Lors de sa conférence, lundi, à l’Université de la Nouvelle-Calédonie, David Khayat, cancérologue réputé mondialement et professeur à l’université Pierre-et-Marie- Curie à Paris, a présenté le régime qui lutte de la façon la plus e cace pour essayer de réduire le risque de cancer. Détails…

Après plusieurs publications comme Les chemins de l’espoir, Le guide pratique du cancer et De larmes et de sang, le Pr David Khayat s’est penché depuis de longues années sur les régimes anticancer avec, notamment, Les recettes gourmandes du vrai régime anticancer. C’est sur ce thème qu’il parcourt le monde et partage les résultats de trente ans de recherche. L’ancien chef du service de cancérologie à l’hôpital de la Pitié- Salpêtrière de Paris, fondateur et ancien président de l’Institut national du cancer, tient avant tout à préciser qu’il n’existe pas un régime universel. « Ce qui est nécessairement bon pour un homme ne l’est pas pour une femme, pareil pour les jeunes ou les personnes âgées, que l’on soit roux ou brun, blond, grand, petit, parce qu’il n’y pas d’organisme type. Nous ne digérons pas tous de la même manière, car nous ne sommes pas tous identiques sur le plan génétique. » À cette première donnée s’ajoute celle de la complexité de l’alimentation humaine : « Elle est différente selon le lieu, le mode de consommation, l’enchaînement de prise des aliments, leur combinaison dans l’estomac et j’en passe. »

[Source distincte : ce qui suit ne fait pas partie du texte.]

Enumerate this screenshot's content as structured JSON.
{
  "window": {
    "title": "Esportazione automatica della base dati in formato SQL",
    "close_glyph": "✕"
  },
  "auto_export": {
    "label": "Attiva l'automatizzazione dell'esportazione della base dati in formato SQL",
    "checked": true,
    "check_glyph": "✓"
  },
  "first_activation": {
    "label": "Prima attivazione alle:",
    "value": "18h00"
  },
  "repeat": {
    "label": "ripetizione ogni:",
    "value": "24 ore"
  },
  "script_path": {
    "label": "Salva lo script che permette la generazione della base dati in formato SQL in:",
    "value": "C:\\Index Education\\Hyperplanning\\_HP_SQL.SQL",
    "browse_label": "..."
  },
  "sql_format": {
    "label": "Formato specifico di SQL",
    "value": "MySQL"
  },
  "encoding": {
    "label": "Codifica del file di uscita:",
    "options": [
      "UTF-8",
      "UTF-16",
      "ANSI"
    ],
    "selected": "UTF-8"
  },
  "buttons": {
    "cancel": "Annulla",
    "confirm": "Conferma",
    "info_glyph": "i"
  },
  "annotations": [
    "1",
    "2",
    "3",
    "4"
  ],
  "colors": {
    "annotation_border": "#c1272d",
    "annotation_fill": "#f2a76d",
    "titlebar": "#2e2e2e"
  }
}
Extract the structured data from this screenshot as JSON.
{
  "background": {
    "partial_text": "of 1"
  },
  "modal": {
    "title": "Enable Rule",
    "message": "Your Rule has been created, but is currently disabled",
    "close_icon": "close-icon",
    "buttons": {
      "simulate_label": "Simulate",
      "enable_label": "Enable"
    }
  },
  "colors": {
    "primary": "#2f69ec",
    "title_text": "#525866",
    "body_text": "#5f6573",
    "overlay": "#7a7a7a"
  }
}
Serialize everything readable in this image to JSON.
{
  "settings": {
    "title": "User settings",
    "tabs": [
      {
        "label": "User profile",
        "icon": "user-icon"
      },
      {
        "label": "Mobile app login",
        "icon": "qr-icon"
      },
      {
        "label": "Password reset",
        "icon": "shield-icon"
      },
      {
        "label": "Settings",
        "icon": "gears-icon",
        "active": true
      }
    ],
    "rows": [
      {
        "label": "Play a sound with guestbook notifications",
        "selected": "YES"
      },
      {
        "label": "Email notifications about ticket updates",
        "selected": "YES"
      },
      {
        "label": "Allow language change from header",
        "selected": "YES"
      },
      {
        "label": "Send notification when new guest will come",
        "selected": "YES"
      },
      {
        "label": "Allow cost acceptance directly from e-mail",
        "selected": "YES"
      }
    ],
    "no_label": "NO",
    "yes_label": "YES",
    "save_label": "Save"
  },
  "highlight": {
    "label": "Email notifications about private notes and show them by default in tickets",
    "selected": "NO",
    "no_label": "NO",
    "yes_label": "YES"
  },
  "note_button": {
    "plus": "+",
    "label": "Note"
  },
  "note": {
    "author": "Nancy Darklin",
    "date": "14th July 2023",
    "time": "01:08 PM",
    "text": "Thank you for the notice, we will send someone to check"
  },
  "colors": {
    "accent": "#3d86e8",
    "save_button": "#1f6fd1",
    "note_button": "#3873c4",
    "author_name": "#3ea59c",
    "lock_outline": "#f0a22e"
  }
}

Donc, il n’y a pas de régime universel pour prévenir le cancer, mais des règles d’or en termes d’alimentation qui sont simples et font appel au bon sens. Mais avant tout il faut, selon David Khayat, rajouter une règle qui est celle de ne pas fumer. « Il serait illusoire de travailler sur son alimentation pour réduire le risque de cancer si, à côté de cela, on continue de fumer. »

Les règles à privilégier

Pour le cancérologue, la première règle a respecter est de diversifier son alimentation en fonction des saisons. « Nous avons trop longtemps souffert de la “westernisation” de notre alimentation, qui nous fait oublier des recettes ancestrales de terroir qu’il faut se réapproprier », affirme-t-il. Deuxièmement, il faut diversifier ses modes de cuisson. « Même si l’on sait qu’une cuisson au barbecue ou au wok est potentiellement cancérigène, on peut le faire occasionnellement. Mais n’en mangeons pas tous les jours, privilégions le braisage ou la cuisine vapeur. » Enfin, « veillez à maintenir une activité physique. C’est très important, car l’on sait que l’embonpoint favorise bien des cancers. »

Les produits conseillés

Il faut choisir, quand on peut le faire, les produits artisanaux, les recettes régionales. « Quand une recette a traversé l’histoire, quand des gens en ont mangé pendant des générations et que grâce à cela, ils ont pu se développer en tant que société, cela veut dire que ces plats ne sont pas mauvais, d’autant que notre organisme a pu s’habituer génétiquement. »

Le Pr David Khayat

Quand on demande au professeur quels sont les aliments à privilégier, il répond sans hésiter : « Celui qui m’a le plus étonné, c’est la grenade. C’est le jus qui est important en raison de sa quantité d’antioxydants, surtout dans les jus industriels ou la peau est mélangée au jus. Sa consommation diminue de façon très significative le risque de cancer de la prostate et le risque de rechute. Le jus de grenade est béné que également pour le cancer du sein chez la femme après la ménopause et encore bien d’autres cancers. Il faut en boire toute l’année. »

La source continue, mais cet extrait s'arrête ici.